Metaphor in Biblical Poetry
Topics & people (7)
Summary
Over 30% of the Bible is poetry, a kind of writing that invites readers to experience ideas through imagination rather than simply receive information. This video shows how metaphor works — mapping a concrete concept onto an abstract one — and how the biblical poets use recurring images to express deep ideas. The key insight is that biblical metaphors are rooted in earlier narratives: you need the stories to understand the poetic images, and the images reveal deeper meaning in the stories.
Key Points
How Metaphors Work
- Some experiences are tangible (being cold); others are abstract (being disliked). Our minds link them, so we say things like "she gave me the cold shoulder" or describe affection as "warmth."
- A metaphor takes a basic concept (warmth) and maps it onto an abstract one (affection), giving an imaginative way to talk about experience.
- Metaphors govern all thinking and language — even "metaphors govern" is itself a metaphor, treating ideas as rulers. "Competing ideas are at war" lets us "defend" a position or provide "backup" in a debate.
- The metaphors we use shape our imaginations and behavior, so it is no surprise the biblical poets constantly use metaphorical imagery.
Ancient Imagery: Chaotic Waters
- Some biblical metaphors are simple ("light is good," "darkness is bad"), but others come from an ancient culture and can seem strange.
- Picture a deep, stormy ocean and map it onto danger: in the Bible, danger is like chaotic waters.
- The poets extend this to dangerous people and enemy nations — Psalm 69 ("the waters are up to my throat"), Isaiah 17 ("nations that rage like the raging, roaring seas"), and Psalm 89 ("you rule the swelling seas... you scatter enemies").
- This image is introduced on page one: the uncreated world of Genesis 1 is a dark, chaotic ocean that God brings to order.
Dry Land and the Garden Temple
- If chaotic water means danger, dry land represents safety, security, and stability — basic human desires that God provides when dry land appears in Genesis.
- God plants the Garden of Eden, described with the imagery of an ancient temple high above the dangerous waters, with a river flowing out to water everything.
- The human ideal is to be with God in a mountain garden temple, an image that permeates biblical poetry (Psalm 65: "a stream of God waters the land... you still the roaring of the waves").
- Because the temple meant nearness to God, the high rock becomes a metaphor for God himself (Psalm 18: "the Lord is my rock and my fortress"). Jesus draws on this when he says listening to him is like building your house on the rock.
Notable Quotes
"Metaphors govern all of our thinking and language. Like right there: 'Metaphors govern.' That is a metaphor in and of itself, saying that ideas are rulers."
"You need the narratives to understand the poetic images and the images reveal deeper meaning in those narratives.
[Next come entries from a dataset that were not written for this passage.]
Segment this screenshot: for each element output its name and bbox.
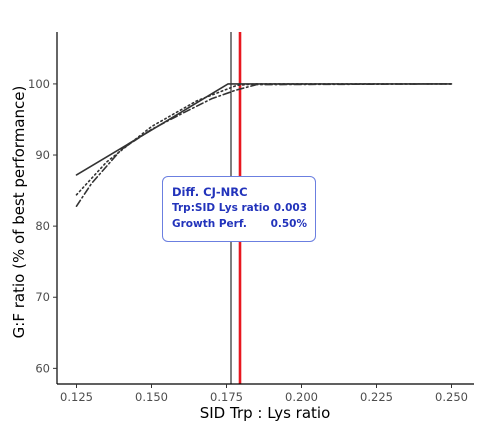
annotation-row: Trp:SID Lys ratio 0.003 [172,200,307,216]
x-tick-label: 0.225 [360,390,393,404]
annotation-row-label: Growth Perf. [172,218,247,230]
y-tick-label: 90 [35,148,50,162]
y-tick-label: 70 [35,290,50,304]
y-tick-label: 60 [35,361,50,375]
annotation-row: Growth Perf. 0.50% [172,216,307,232]
series-layer [75,83,453,207]
y-tick-label: 100 [28,77,50,91]
annotation-row-value: 0.003 [273,202,307,214]
annotation-title: Diff. CJ-NRC [172,185,248,199]
y-axis-title: G:F ratio (% of best performance) [10,86,28,339]
x-tick-label: 0.175 [210,390,243,404]
x-tick-label: 0.150 [135,390,168,404]
annotation-row-value: 0.50% [270,218,307,230]
x-tick-label: 0.250 [435,390,468,404]
x-axis-ticks: 0.125 0.150 0.175 0.200 0.225 0.250 [60,384,468,404]
x-tick-label: 0.125 [60,390,93,404]
annotation-box: Diff. CJ-NRC Trp:SID Lys ratio 0.003 Gro… [162,176,316,242]
series-line-dashdot [75,83,453,207]
x-tick-label: 0.200 [285,390,318,404]
series-line-solid [75,83,453,176]
y-axis-ticks: 60 70 80 90 100 [28,77,57,375]
annotation-row-label: Trp:SID Lys ratio [172,202,270,214]
x-axis-title: SID Trp : Lys ratio [200,404,331,422]
y-tick-label: 80 [35,219,50,233]
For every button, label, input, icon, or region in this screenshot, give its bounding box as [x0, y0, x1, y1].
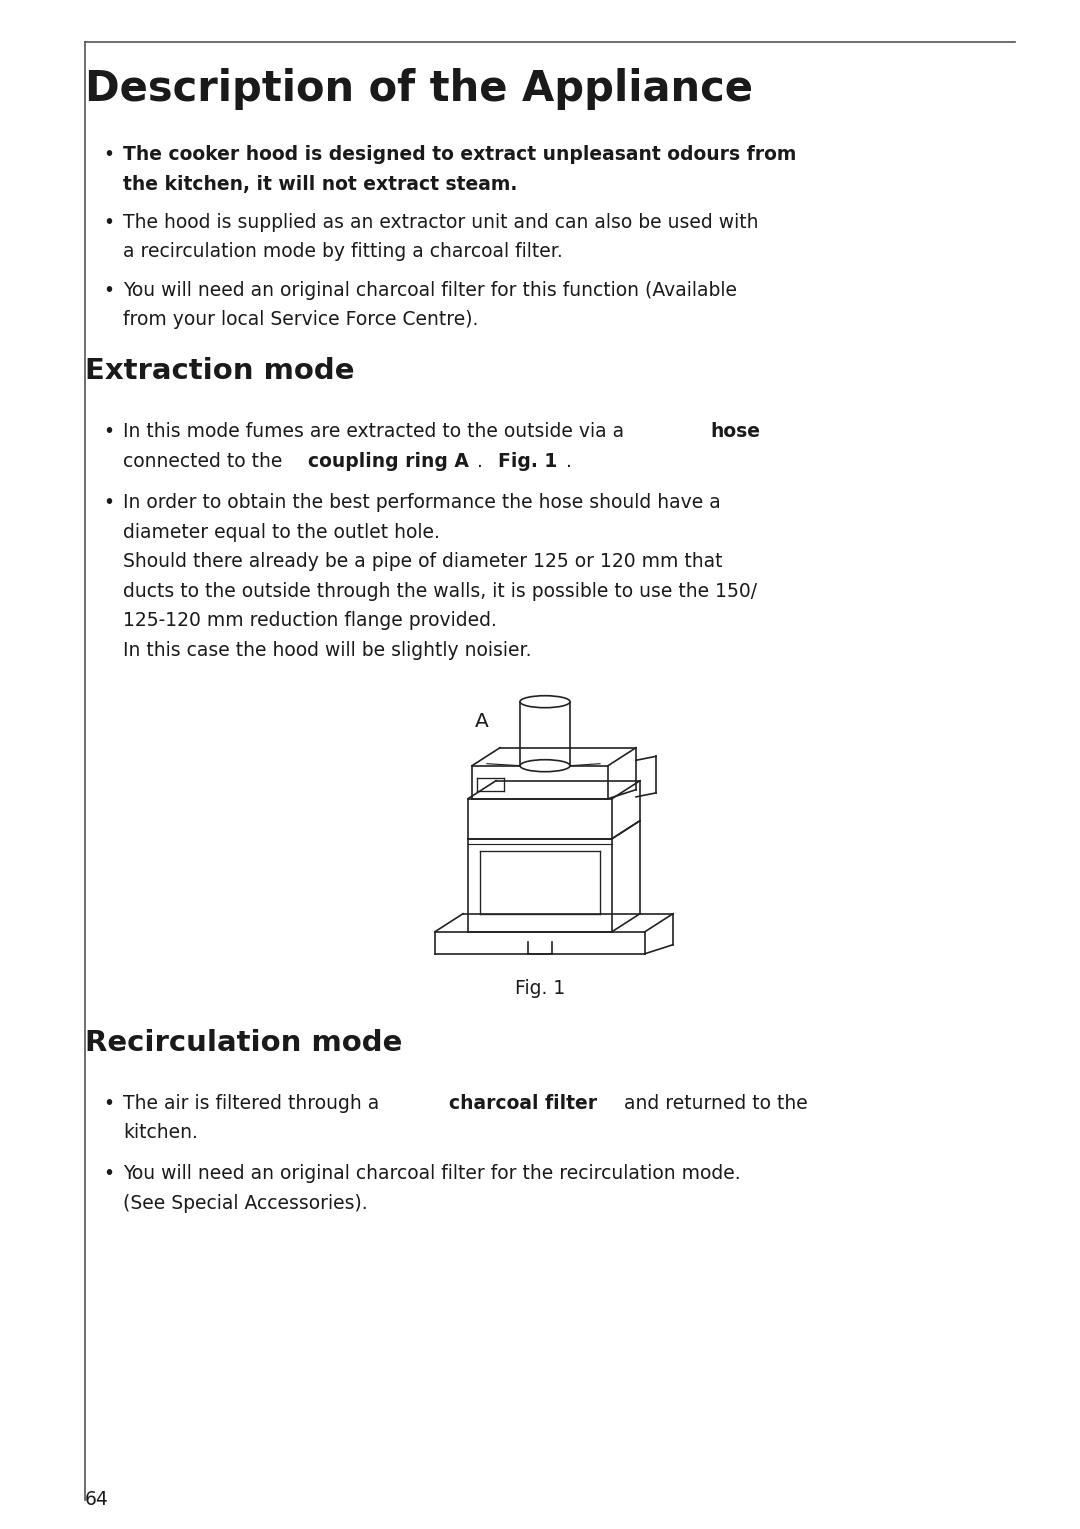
Text: kitchen.: kitchen.	[123, 1124, 198, 1142]
Text: You will need an original charcoal filter for the recirculation mode.: You will need an original charcoal filte…	[123, 1165, 741, 1183]
Ellipse shape	[519, 696, 570, 708]
Text: 64: 64	[85, 1489, 109, 1509]
Text: (See Special Accessories).: (See Special Accessories).	[123, 1194, 367, 1212]
Text: Description of the Appliance: Description of the Appliance	[85, 67, 753, 110]
Text: Fig. 1: Fig. 1	[498, 451, 557, 471]
Text: and returned to the: and returned to the	[618, 1093, 808, 1113]
Text: The hood is supplied as an extractor unit and can also be used with: The hood is supplied as an extractor uni…	[123, 213, 758, 232]
Text: coupling ring A: coupling ring A	[308, 451, 469, 471]
Text: In this mode fumes are extracted to the outside via a: In this mode fumes are extracted to the …	[123, 422, 630, 442]
Text: In this case the hood will be slightly noisier.: In this case the hood will be slightly n…	[123, 641, 531, 659]
Ellipse shape	[519, 760, 570, 772]
Text: connected to the: connected to the	[123, 451, 288, 471]
Text: In order to obtain the best performance the hose should have a: In order to obtain the best performance …	[123, 492, 720, 512]
Text: •: •	[103, 145, 114, 164]
Text: Recirculation mode: Recirculation mode	[85, 1029, 403, 1057]
Text: •: •	[103, 281, 114, 300]
Text: the kitchen, it will not extract steam.: the kitchen, it will not extract steam.	[123, 174, 517, 194]
Text: a recirculation mode by fitting a charcoal filter.: a recirculation mode by fitting a charco…	[123, 243, 563, 261]
Text: diameter equal to the outlet hole.: diameter equal to the outlet hole.	[123, 523, 440, 541]
Text: The air is filtered through a: The air is filtered through a	[123, 1093, 386, 1113]
Text: Fig. 1: Fig. 1	[515, 979, 565, 998]
Text: 125-120 mm reduction flange provided.: 125-120 mm reduction flange provided.	[123, 612, 497, 630]
Text: •: •	[103, 422, 114, 442]
Text: •: •	[103, 492, 114, 512]
Text: A: A	[475, 711, 489, 731]
Text: .: .	[476, 451, 488, 471]
Text: from your local Service Force Centre).: from your local Service Force Centre).	[123, 310, 478, 329]
Text: The cooker hood is designed to extract unpleasant odours from: The cooker hood is designed to extract u…	[123, 145, 796, 164]
Text: hose: hose	[711, 422, 760, 442]
Text: Should there already be a pipe of diameter 125 or 120 mm that: Should there already be a pipe of diamet…	[123, 552, 723, 572]
Text: •: •	[103, 1165, 114, 1183]
Text: You will need an original charcoal filter for this function (Available: You will need an original charcoal filte…	[123, 281, 737, 300]
Text: charcoal filter: charcoal filter	[449, 1093, 597, 1113]
Text: Extraction mode: Extraction mode	[85, 358, 354, 385]
Text: ducts to the outside through the walls, it is possible to use the 150/: ducts to the outside through the walls, …	[123, 581, 757, 601]
Text: •: •	[103, 1093, 114, 1113]
Text: •: •	[103, 213, 114, 232]
Text: .: .	[566, 451, 571, 471]
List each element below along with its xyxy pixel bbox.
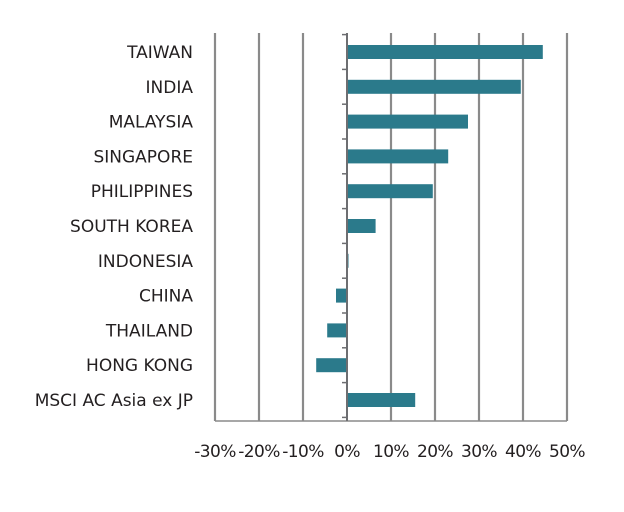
zero-axis: [342, 33, 348, 421]
category-labels: TAIWAN INDIA MALAYSIA SINGAPORE PHILIPPINES S…: [35, 43, 194, 411]
category-label: MSCI AC Asia ex JP: [35, 391, 193, 411]
bar: [347, 114, 468, 129]
bar: [347, 79, 521, 94]
category-label: MALAYSIA: [109, 113, 194, 133]
category-label: HONG KONG: [86, 356, 193, 376]
category-label: CHINA: [139, 287, 193, 307]
x-tick-label: 0%: [334, 442, 360, 462]
category-label: SINGAPORE: [93, 147, 193, 167]
x-tick-label: 20%: [417, 442, 453, 462]
category-label: INDONESIA: [98, 252, 193, 272]
x-tick-label: 30%: [461, 442, 497, 462]
bar: [327, 323, 347, 338]
x-tick-label: 10%: [373, 442, 409, 462]
category-label: PHILIPPINES: [91, 182, 193, 202]
x-tick-label: -20%: [238, 442, 280, 462]
bar: [347, 184, 433, 199]
x-tick-label: 40%: [505, 442, 541, 462]
bar: [347, 393, 416, 407]
bar: [347, 45, 543, 59]
category-label: INDIA: [146, 78, 194, 98]
category-label: THAILAND: [105, 321, 193, 341]
x-tick-label: 50%: [549, 442, 585, 462]
bars: [316, 45, 543, 407]
bar: [347, 149, 449, 164]
x-tick-labels: -30% -20% -10% 0% 10% 20% 30% 40% 50%: [194, 442, 586, 462]
bar: [336, 288, 347, 303]
x-tick-label: -10%: [282, 442, 324, 462]
category-label: SOUTH KOREA: [70, 217, 193, 237]
gridlines: [213, 33, 569, 422]
category-label: TAIWAN: [126, 43, 193, 63]
bar: [347, 219, 376, 233]
x-tick-label: -30%: [194, 442, 236, 462]
bar: [316, 358, 347, 373]
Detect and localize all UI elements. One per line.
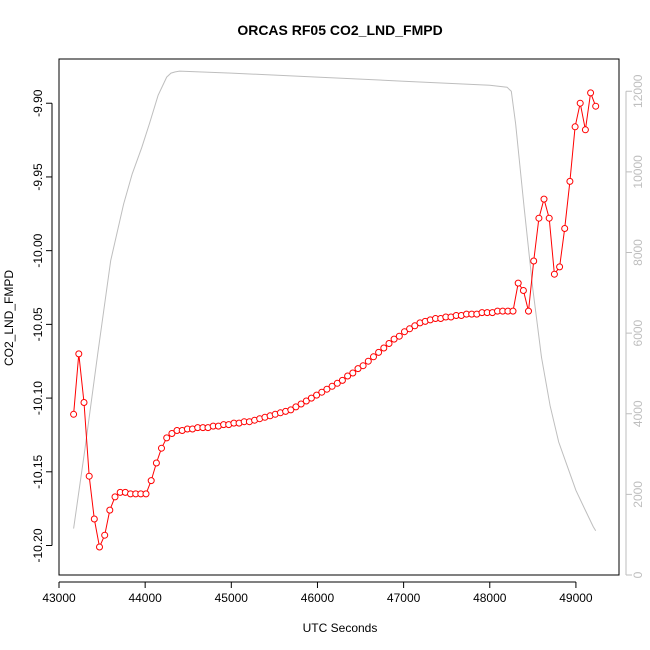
data-point: [349, 369, 357, 377]
data-point: [152, 459, 160, 467]
secondary-series-path: [73, 70, 597, 531]
secondary-series-line: [73, 70, 597, 531]
data-point: [323, 385, 331, 393]
y-tick-label: -10.15: [31, 454, 45, 488]
data-point: [344, 372, 352, 380]
data-point: [545, 214, 553, 222]
data-point: [147, 477, 155, 485]
data-point: [581, 126, 589, 134]
chart-title: ORCAS RF05 CO2_LND_FMPD: [237, 22, 442, 38]
x-axis-label: UTC Seconds: [303, 621, 378, 635]
data-point: [519, 287, 527, 294]
data-point: [111, 493, 119, 501]
data-point: [385, 340, 393, 347]
data-point: [401, 328, 408, 336]
x-tick-label: 48000: [473, 591, 507, 605]
data-point: [142, 490, 150, 498]
primary-series: [70, 89, 600, 551]
y2-tick-label: 12000: [631, 74, 645, 108]
y-axis-left: -10.20 -10.15 -10.10 -10.05 -10.00 -9.95 -9.90: [31, 89, 53, 563]
data-point: [566, 177, 574, 185]
data-point: [90, 515, 98, 523]
x-tick-label: 49000: [559, 591, 593, 605]
data-point: [287, 406, 295, 414]
data-point: [370, 353, 377, 361]
x-tick-label: 46000: [301, 591, 335, 605]
data-point: [70, 410, 78, 418]
x-axis: 43000 44000 45000 46000 47000 48000 49000: [42, 581, 593, 605]
data-point: [75, 350, 83, 358]
data-point: [333, 379, 341, 387]
data-point: [163, 434, 171, 442]
data-point: [550, 270, 558, 278]
data-point: [354, 365, 362, 373]
data-point: [168, 430, 176, 437]
y2-tick-label: 2000: [631, 481, 645, 508]
data-point: [556, 263, 564, 271]
y2-tick-label: 4000: [631, 400, 645, 427]
data-point: [106, 506, 114, 514]
y2-tick-label: 10000: [631, 155, 645, 189]
y-axis-right: 0 2000 4000 6000 8000 10000 12000: [625, 74, 645, 578]
data-point: [411, 322, 419, 330]
data-point: [307, 394, 315, 402]
y2-tick-label: 8000: [631, 239, 645, 266]
data-point: [85, 472, 93, 480]
data-point: [530, 257, 538, 265]
data-point: [292, 403, 300, 411]
y2-tick-label: 0: [631, 571, 645, 578]
y-tick-label: -9.95: [31, 163, 45, 191]
data-point: [328, 382, 336, 390]
y-axis-label: CO2_LND_FMPD: [2, 270, 16, 366]
data-point: [318, 388, 326, 396]
data-point: [561, 225, 569, 232]
plot-frame: [58, 58, 620, 576]
data-point: [297, 400, 305, 408]
y-tick-label: -10.05: [31, 307, 45, 341]
data-point: [375, 348, 383, 356]
data-point: [380, 344, 388, 352]
data-point: [96, 543, 103, 551]
data-point: [80, 399, 88, 406]
data-point: [576, 99, 584, 107]
y-tick-label: -10.20: [31, 528, 45, 562]
data-point: [535, 214, 543, 222]
data-point: [592, 102, 600, 110]
plot-box: [58, 58, 620, 576]
data-point: [359, 362, 367, 370]
data-point: [395, 332, 403, 340]
y-tick-label: -10.10: [31, 381, 45, 415]
data-point: [390, 335, 398, 343]
data-point: [313, 391, 321, 399]
x-tick-label: 44000: [128, 591, 162, 605]
data-point: [587, 89, 595, 97]
x-tick-label: 43000: [42, 591, 76, 605]
data-point: [338, 376, 346, 384]
x-tick-label: 47000: [387, 591, 421, 605]
data-point: [101, 531, 109, 539]
data-point: [525, 307, 532, 315]
data-point: [514, 279, 522, 287]
data-point: [509, 307, 517, 315]
x-tick-label: 45000: [215, 591, 249, 605]
data-point: [540, 195, 548, 203]
data-point: [158, 444, 165, 452]
data-point: [302, 397, 310, 405]
data-point: [406, 325, 414, 333]
y-tick-label: -9.90: [31, 89, 45, 117]
y2-tick-label: 6000: [631, 319, 645, 346]
data-point: [571, 123, 579, 131]
data-point: [364, 357, 372, 365]
y-tick-label: -10.00: [31, 233, 45, 267]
That is how metaphors work in the Bible."
Let the images that fill biblical poetry — chaotic waters, safe dry land, the mountain garden temple, the rock that is God himself — become a language for your own prayer, so the Psalms read you as much as you read them.
Reflection Questions
- 1
We use word-pictures all the time, like 'the cold shoulder.' Why do you think the Bible's poets lean on images so much?
- 2
When life feels overwhelming, what image would you use to describe how it feels?
- 3
God is called 'the rock,' solid ground. What is one shaky area of your life you could stand on him in this week?
Meditation Guide
Use this however suits you — quietly on your own, or as an outline for a session. When you come to reflect, turn to the reflection questions above.
- 1
Before you begin, list a few common metaphors you use without thinking — a 'cold shoulder', 'warmth' for affection — and notice how images shape the way you understand the world.
- 2
Watch the video, attentive to its central idea: that biblical metaphors are rooted in earlier narratives, so you need the stories to understand the poetic images and the images reveal deeper meaning in the stories.
- 3
Open the Scriptures and read Psalm 69 and Psalm 18 slowly, naming the water and rock imagery — danger as chaotic waters that rise 'up to my throat', and the Lord as 'my rock and my fortress'.
- 4
Trace those images back to their source in Genesis 1-2: the dark chaotic ocean God brings to order, the dry land that means safety, and the mountain garden temple of Eden, then notice how Jesus draws on the rock when he speaks of building your house on him.
- 5
Spend time with the reflection questions above, lingering on whichever image most names where you are right now.
- 6
Close in prayer, telling God from inside the imagery where you feel the waters and where you long for the rock, and naming one concrete situation in which you want to stand on him.